4. KillNet Has sworn allegiance to the Russian government

KillNet rhetoric is replete with calls to violence against Ukraine and support for Russia’s ongoing war. On September 22, 2022, KillMilk – the KillNet member – confirmed the group’s support of  the Russian government. KillMilk told Russian podcast “ZakonnyVopros” (Rus. Законный вопрос): 

“We joined Russia’s mission after the start of the special military operation.* Everything we have done since day one is just to help our country. Perhaps this is the only thing that makes us different from everyone else. Although we are considered criminals in other countries, we are heroes for our country as we stand with Russia.” *Editor’s note: Many Russian state supporters avoid referring to the invasion of Ukraine and use the term “special military operation” instead. 

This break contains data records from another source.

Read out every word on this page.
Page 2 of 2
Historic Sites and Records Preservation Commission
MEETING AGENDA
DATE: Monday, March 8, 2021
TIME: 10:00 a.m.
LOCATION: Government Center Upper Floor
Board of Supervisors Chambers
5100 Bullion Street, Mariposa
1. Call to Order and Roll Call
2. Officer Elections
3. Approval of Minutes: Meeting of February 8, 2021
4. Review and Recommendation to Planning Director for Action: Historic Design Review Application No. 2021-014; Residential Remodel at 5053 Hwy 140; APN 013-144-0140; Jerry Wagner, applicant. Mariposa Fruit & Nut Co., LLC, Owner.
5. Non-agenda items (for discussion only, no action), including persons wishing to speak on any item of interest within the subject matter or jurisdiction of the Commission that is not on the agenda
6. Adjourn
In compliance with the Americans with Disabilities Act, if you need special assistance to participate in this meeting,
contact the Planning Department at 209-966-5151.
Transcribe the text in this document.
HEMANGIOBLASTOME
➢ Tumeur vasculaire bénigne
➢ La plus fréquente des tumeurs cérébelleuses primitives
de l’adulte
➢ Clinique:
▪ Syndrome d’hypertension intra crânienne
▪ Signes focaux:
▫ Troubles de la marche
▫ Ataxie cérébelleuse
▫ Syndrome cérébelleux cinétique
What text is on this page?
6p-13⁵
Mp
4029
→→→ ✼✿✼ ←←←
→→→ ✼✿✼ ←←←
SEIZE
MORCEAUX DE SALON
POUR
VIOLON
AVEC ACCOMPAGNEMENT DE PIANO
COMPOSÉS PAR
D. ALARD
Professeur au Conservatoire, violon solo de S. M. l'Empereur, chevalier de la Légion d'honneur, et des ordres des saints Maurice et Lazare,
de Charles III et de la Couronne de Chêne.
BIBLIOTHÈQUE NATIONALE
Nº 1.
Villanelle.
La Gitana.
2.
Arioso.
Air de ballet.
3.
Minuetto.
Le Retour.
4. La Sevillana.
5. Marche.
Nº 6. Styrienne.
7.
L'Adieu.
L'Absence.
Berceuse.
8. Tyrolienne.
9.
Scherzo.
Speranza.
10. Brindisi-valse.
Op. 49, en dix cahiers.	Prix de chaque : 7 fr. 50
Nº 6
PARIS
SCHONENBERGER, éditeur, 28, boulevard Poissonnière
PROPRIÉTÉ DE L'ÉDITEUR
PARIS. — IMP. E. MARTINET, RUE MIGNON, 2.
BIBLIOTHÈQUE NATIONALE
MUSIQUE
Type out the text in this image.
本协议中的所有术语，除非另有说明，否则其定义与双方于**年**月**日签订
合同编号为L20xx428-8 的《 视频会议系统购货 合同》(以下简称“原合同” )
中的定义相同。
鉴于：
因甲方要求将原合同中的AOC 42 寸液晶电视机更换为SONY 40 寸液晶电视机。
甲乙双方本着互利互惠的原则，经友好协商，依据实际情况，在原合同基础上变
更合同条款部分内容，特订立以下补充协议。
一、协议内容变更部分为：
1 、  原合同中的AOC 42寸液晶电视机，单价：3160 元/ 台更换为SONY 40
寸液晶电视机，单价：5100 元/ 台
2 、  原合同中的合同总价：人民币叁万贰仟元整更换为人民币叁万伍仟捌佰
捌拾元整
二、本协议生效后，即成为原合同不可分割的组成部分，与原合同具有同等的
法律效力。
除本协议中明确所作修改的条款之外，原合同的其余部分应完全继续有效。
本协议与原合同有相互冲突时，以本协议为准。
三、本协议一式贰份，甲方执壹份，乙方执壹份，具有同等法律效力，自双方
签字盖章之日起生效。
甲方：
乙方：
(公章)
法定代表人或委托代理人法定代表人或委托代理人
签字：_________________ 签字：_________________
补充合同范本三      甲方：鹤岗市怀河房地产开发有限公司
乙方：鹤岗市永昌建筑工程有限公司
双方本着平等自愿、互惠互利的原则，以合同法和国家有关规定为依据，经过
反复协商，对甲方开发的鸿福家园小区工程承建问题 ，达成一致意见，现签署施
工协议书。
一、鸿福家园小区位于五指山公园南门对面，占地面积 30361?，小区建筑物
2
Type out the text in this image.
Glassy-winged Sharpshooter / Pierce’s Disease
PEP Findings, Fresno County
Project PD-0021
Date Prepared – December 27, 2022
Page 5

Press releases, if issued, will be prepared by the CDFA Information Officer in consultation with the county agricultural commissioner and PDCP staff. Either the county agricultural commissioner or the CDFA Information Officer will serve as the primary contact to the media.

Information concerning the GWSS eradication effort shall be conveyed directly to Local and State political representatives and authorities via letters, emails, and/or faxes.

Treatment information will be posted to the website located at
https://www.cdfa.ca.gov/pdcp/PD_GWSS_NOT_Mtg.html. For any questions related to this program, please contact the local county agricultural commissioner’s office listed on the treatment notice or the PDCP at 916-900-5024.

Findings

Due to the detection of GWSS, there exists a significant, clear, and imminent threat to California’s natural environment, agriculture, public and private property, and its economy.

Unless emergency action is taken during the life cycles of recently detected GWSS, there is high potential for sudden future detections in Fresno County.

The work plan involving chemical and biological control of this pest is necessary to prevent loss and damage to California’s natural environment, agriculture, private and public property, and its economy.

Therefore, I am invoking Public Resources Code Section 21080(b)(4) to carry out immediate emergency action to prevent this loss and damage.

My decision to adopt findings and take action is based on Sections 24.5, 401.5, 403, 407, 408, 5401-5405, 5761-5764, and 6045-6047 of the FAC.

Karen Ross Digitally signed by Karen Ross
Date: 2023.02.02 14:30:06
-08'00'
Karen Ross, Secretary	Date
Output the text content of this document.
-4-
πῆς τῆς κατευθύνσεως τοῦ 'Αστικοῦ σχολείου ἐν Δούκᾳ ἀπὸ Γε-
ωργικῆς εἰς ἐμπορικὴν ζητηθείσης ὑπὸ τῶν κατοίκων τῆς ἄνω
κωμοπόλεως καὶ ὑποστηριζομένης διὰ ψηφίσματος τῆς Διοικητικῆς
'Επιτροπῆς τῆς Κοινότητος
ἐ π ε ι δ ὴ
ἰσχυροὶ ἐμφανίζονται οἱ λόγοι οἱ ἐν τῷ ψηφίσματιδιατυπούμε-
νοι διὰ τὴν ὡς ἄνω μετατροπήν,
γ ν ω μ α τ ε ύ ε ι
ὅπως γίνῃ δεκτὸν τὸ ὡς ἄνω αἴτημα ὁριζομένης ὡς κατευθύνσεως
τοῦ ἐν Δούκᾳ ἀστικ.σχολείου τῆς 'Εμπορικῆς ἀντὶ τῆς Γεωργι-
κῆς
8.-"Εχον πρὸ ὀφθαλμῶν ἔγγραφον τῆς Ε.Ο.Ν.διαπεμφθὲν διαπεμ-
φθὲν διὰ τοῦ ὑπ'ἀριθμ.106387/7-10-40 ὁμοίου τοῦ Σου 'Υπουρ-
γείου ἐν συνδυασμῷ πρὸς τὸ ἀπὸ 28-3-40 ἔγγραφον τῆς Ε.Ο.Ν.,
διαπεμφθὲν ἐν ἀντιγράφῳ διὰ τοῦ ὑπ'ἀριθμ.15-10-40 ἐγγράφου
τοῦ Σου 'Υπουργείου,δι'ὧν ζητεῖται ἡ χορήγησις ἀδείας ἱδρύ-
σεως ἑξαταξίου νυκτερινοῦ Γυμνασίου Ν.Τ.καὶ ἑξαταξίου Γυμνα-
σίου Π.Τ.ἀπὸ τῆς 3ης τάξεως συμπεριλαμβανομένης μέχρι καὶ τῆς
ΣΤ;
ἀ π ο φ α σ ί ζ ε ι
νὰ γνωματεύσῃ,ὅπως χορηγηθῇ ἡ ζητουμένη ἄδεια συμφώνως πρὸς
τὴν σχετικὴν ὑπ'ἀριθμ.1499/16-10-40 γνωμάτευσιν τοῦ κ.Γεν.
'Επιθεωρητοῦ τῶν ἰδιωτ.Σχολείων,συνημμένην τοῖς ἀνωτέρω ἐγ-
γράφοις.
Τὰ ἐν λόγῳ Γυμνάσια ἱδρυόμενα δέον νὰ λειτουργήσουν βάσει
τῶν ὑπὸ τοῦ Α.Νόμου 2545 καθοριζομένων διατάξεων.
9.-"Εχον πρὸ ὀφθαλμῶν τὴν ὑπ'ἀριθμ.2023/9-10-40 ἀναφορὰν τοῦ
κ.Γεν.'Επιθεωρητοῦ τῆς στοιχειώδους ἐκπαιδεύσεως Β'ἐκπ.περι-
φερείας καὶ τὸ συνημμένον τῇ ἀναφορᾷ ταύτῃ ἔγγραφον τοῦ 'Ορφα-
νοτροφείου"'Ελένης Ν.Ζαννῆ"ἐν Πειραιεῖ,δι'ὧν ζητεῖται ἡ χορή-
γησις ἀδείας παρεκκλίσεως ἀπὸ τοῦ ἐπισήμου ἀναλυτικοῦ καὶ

However, KillNet denies being funded by the Russian government.

5. KillNet claims attacks that targeted U.S. national security

In addition to its support for the Russian military and DNM affiliations, KillNet also appears to be behind cyberattacks on the US and its allies. In October 2022 alone, KillNet claimed responsibility for the following attacks on US entities:

• October 3, 2022: The National Geospatial-Intelligence Agency (NGA), a combat support agency within the United States Department of Defense specializing in the collection, analysis, and distribution of geospatial intelligence in support of national security.
• October 5, 2022: State government websites in Alabama, Alaska, Connecticut, Delaware, Florida, Hawaii, Idaho, Indiana, Kansas, Colorado, Kentucky, and Mississippi.
• October 10, 2022: Multiple US airports including Los Angeles International (LAX), Chicago’s O’Hare (ORD), and Atlanta’s Hartsfield-Jackson International (ATL) airport.

On October 11, 2022, the group suggested its next victims might be marine terminals and logistic facilities, the healthcare sector, public transportation, exchanges, online trading systems, and others.

‍What's next for KillNet and similar groups?

The Russian invasion of Ukraine caused a significant shift in the cybercriminal ecosystem. Multiple pro-Russian groups such as KillNet increasingly adopted Telegram, including for fundraising via cryptocurrencies to support the war effort. 

As the war in Ukraine drags on, groups such as KillNet may significantly increase in number and become more aggressive. Identifying the crypto assets and services  involved in supporting such activity is critical to assessing and mitigating the threat.